The problem with that…

These events are really, really long. 


I just recently came back and did my first Ironman after 7 years away. I had to start back from scratch on training endurance and especially running. I not only took 7 years off endurance, but in that time I was training as a strength athlete, which is polar opposite. So I had some work to do. I had to start over as an endurance athlete. In the time I had (8 months) to go from scratch to race day, you can only build so fast before you might be at risk for an injury. So, I slowly and safely built up the best volume that could be done in the time I had. 

When I hit 16 miles on the run on race day (which was the longest run I had done in training), it was glaringly clear where my endurance had been able to be trained to in this time. I HIT A WALL like I have never experienced before. It was different than when I was racing hard and trained for the full marathon distance; it was a complete halt when I hit the distance point I had trained for prior to the race. From that moment on, it was pure mental grit, and smarts, that got me to the finish slowly.
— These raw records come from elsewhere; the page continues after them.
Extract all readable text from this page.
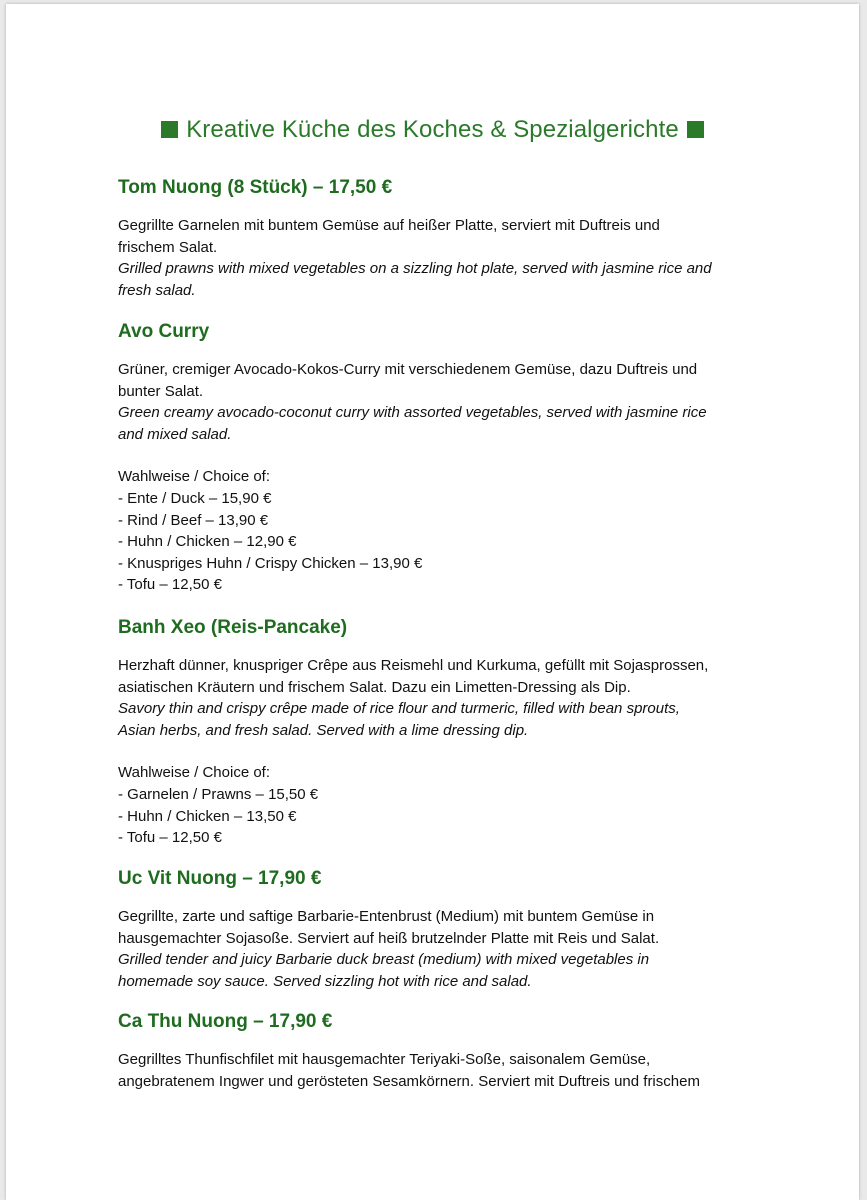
Kreative Küche des Koches & Spezialgerichte
Tom Nuong (8 Stück) – 17,50 €

Gegrillte Garnelen mit buntem Gemüse auf heißer Platte, serviert mit Duftreis und
frischem Salat.

Grilled prawns with mixed vegetables on a sizzling hot plate, served with jasmine rice and
fresh salad.

Avo Curry

Grüner, cremiger Avocado-Kokos-Curry mit verschiedenem Gemüse, dazu Duftreis und
bunter Salat.

Green creamy avocado-coconut curry with assorted vegetables, served with jasmine rice
and mixed salad.

Wahlweise / Choice of:
- Ente / Duck – 15,90 €
- Rind / Beef – 13,90 €
- Huhn / Chicken – 12,90 €
- Knuspriges Huhn / Crispy Chicken – 13,90 €
- Tofu – 12,50 €
Banh Xeo (Reis-Pancake)

Herzhaft dünner, knuspriger Crêpe aus Reismehl und Kurkuma, gefüllt mit Sojasprossen,
asiatischen Kräutern und frischem Salat. Dazu ein Limetten-Dressing als Dip.

Savory thin and crispy crêpe made of rice flour and turmeric, filled with bean sprouts,
Asian herbs, and fresh salad. Served with a lime dressing dip.

Wahlweise / Choice of:
- Garnelen / Prawns – 15,50 €
- Huhn / Chicken – 13,50 €
- Tofu – 12,50 €
Uc Vit Nuong – 17,90 €

Gegrillte, zarte und saftige Barbarie-Entenbrust (Medium) mit buntem Gemüse in
hausgemachter Sojasoße. Serviert auf heiß brutzelnder Platte mit Reis und Salat.

Grilled tender and juicy Barbarie duck breast (medium) with mixed vegetables in
homemade soy sauce. Served sizzling hot with rice and salad.

Ca Thu Nuong – 17,90 €

Gegrilltes Thunfischfilet mit hausgemachter Teriyaki-Soße, saisonalem Gemüse,
angebratenem Ingwer und gerösteten Sesamkörnern. Serviert mit Duftreis und frischem
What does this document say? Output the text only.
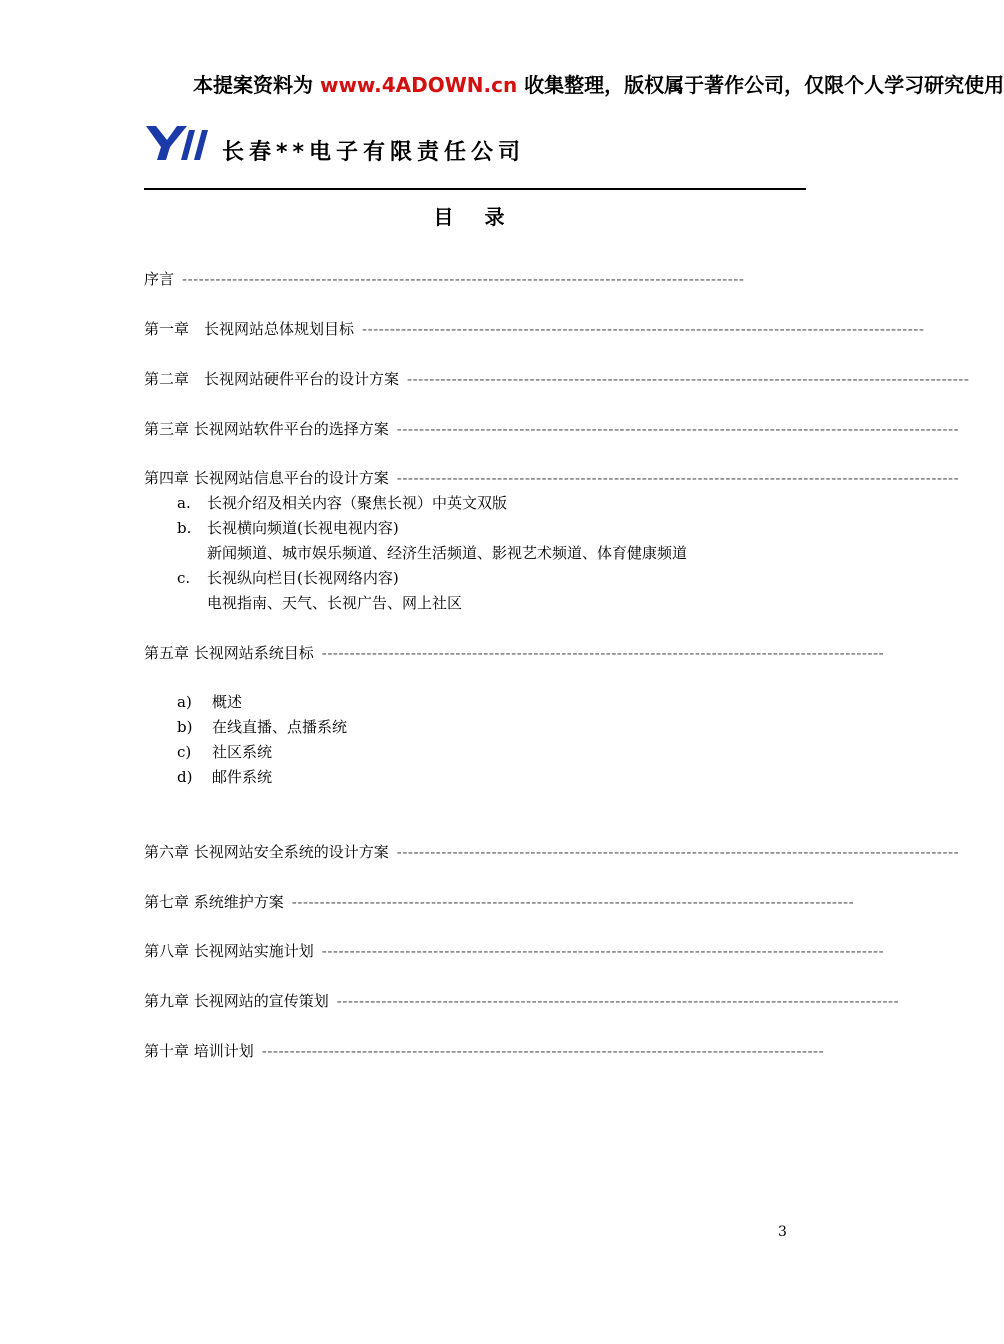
本提案资料为 www.4ADOWN.cn 收集整理，版权属于著作公司，仅限个人学习研究使用
长春**电子有限责任公司
目 录
序言 -----------------------------------------------------------------------------------------------------
第一章　长视网站总体规划目标 -----------------------------------------------------------------------------------------------------
第二章　长视网站硬件平台的设计方案 -----------------------------------------------------------------------------------------------------
第三章 长视网站软件平台的选择方案 -----------------------------------------------------------------------------------------------------
第四章 长视网站信息平台的设计方案 -----------------------------------------------------------------------------------------------------
第五章 长视网站系统目标 -----------------------------------------------------------------------------------------------------
第六章 长视网站安全系统的设计方案 -----------------------------------------------------------------------------------------------------
第七章 系统维护方案 -----------------------------------------------------------------------------------------------------
第八章 长视网站实施计划 -----------------------------------------------------------------------------------------------------
第九章 长视网站的宣传策划 -----------------------------------------------------------------------------------------------------
第十章 培训计划 -----------------------------------------------------------------------------------------------------
a. 长视介绍及相关内容（聚焦长视）中英文双版
b. 长视横向频道(长视电视内容)
新闻频道、城市娱乐频道、经济生活频道、影视艺术频道、体育健康频道
c. 长视纵向栏目(长视网络内容)
电视指南、天气、长视广告、网上社区
a) 概述
b) 在线直播、点播系统
c) 社区系统
d) 邮件系统
3
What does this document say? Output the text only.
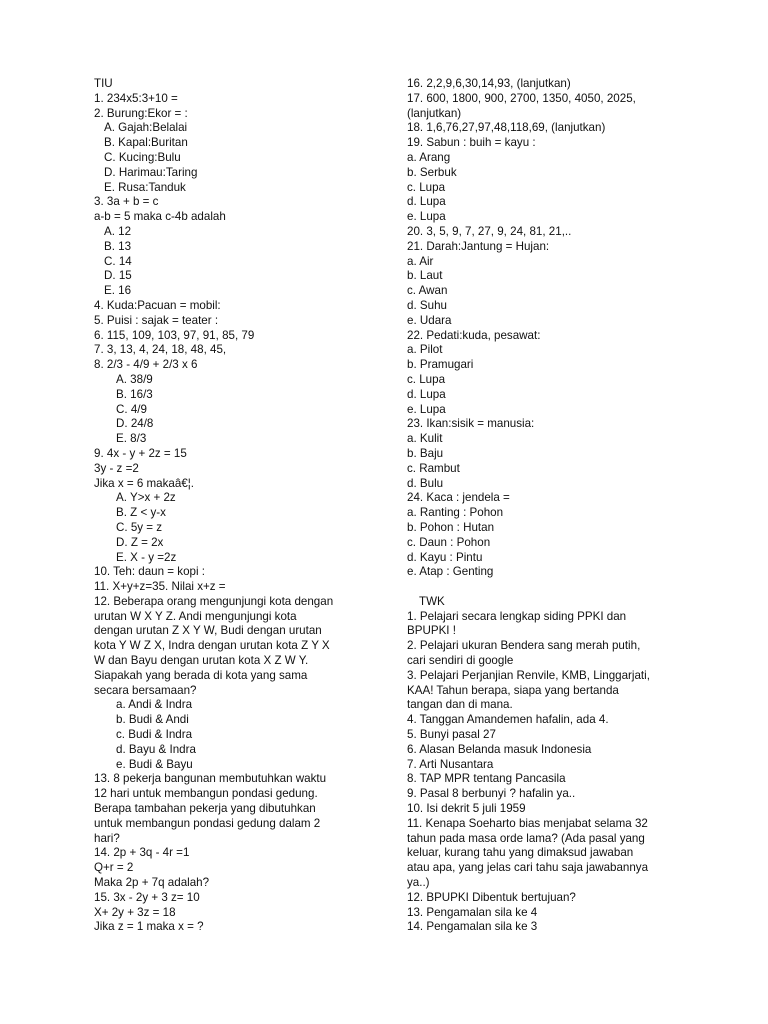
TIU
1. 234x5:3+10 =
2. Burung:Ekor = :
A. Gajah:Belalai
B. Kapal:Buritan
C. Kucing:Bulu
D. Harimau:Taring
E. Rusa:Tanduk
3. 3a + b = c
a-b = 5 maka c-4b adalah
A. 12
B. 13
C. 14
D. 15
E. 16
4. Kuda:Pacuan = mobil:
5. Puisi : sajak = teater :
6. 115, 109, 103, 97, 91, 85, 79
7. 3, 13, 4, 24, 18, 48, 45,
8. 2/3 - 4/9 + 2/3 x 6
A. 38/9
B. 16/3
C. 4/9
D. 24/8
E. 8/3
9. 4x - y + 2z = 15
3y - z =2
Jika x = 6 makaâ€¦.
A. Y>x + 2z
B. Z < y-x
C. 5y = z
D. Z = 2x
E. X - y =2z
10. Teh: daun = kopi :
11. X+y+z=35. Nilai x+z =
12. Beberapa orang mengunjungi kota dengan
urutan W X Y Z. Andi mengunjungi kota
dengan urutan Z X Y W, Budi dengan urutan
kota Y W Z X, Indra dengan urutan kota Z Y X
W dan Bayu dengan urutan kota X Z W Y.
Siapakah yang berada di kota yang sama
secara bersamaan?
a. Andi & Indra
b. Budi & Andi
c. Budi & Indra
d. Bayu & Indra
e. Budi & Bayu
13. 8 pekerja bangunan membutuhkan waktu
12 hari untuk membangun pondasi gedung.
Berapa tambahan pekerja yang dibutuhkan
untuk membangun pondasi gedung dalam 2
hari?
14. 2p + 3q - 4r =1
Q+r = 2
Maka 2p + 7q adalah?
15. 3x - 2y + 3 z= 10
X+ 2y + 3z = 18
Jika z = 1 maka x = ?
16. 2,2,9,6,30,14,93, (lanjutkan)
17. 600, 1800, 900, 2700, 1350, 4050, 2025,
(lanjutkan)
18. 1,6,76,27,97,48,118,69, (lanjutkan)
19. Sabun : buih = kayu :
a. Arang
b. Serbuk
c. Lupa
d. Lupa
e. Lupa
20. 3, 5, 9, 7, 27, 9, 24, 81, 21,..
21. Darah:Jantung = Hujan:
a. Air
b. Laut
c. Awan
d. Suhu
e. Udara
22. Pedati:kuda, pesawat:
a. Pilot
b. Pramugari
c. Lupa
d. Lupa
e. Lupa
23. Ikan:sisik = manusia:
a. Kulit
b. Baju
c. Rambut
d. Bulu
24. Kaca : jendela =
a. Ranting : Pohon
b. Pohon : Hutan
c. Daun : Pohon
d. Kayu : Pintu
e. Atap : Genting
TWK
1. Pelajari secara lengkap siding PPKI dan
BPUPKI !
2. Pelajari ukuran Bendera sang merah putih,
cari sendiri di google
3. Pelajari Perjanjian Renvile, KMB, Linggarjati,
KAA! Tahun berapa, siapa yang bertanda
tangan dan di mana.
4. Tanggan Amandemen hafalin, ada 4.
5. Bunyi pasal 27
6. Alasan Belanda masuk Indonesia
7. Arti Nusantara
8. TAP MPR tentang Pancasila
9. Pasal 8 berbunyi ? hafalin ya..
10. Isi dekrit 5 juli 1959
11. Kenapa Soeharto bias menjabat selama 32
tahun pada masa orde lama? (Ada pasal yang
keluar, kurang tahu yang dimaksud jawaban
atau apa, yang jelas cari tahu saja jawabannya
ya..)
12. BPUPKI Dibentuk bertujuan?
13. Pengamalan sila ke 4
14. Pengamalan sila ke 3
The thing that amazed me was how much MORE painful it was to complete one of these events UNDER TRAINED. I was sick afterwards for hours, I was swollen for two weeks after, and I got a bad infection for a month after. During that final 10 miles of the race, it was MUCH more painful than I’d ever experienced before when I’d be racing hard, but with deeper training. 


So what about these people who ARE successful racing long off minimal training? ALWAYS ASK their background. How many years have they consistently been training endurance, things like this.


There are a lot of different ways to skin a cat. Not every athlete responds to load, training progression and development the same. Everyone responds and recovers differently. However the one thing that does not change is that this event called an Ironman is still consisting of a 2.4-mile (3.86 km) swim, a 112-mile (180.25 km) bicycle ride and a marathon 26.22-mile (42.20 km) run, raced in that order and without a break and It is considered one of the most difficult one-day sporting events in the world. It’s a long long ways!!!!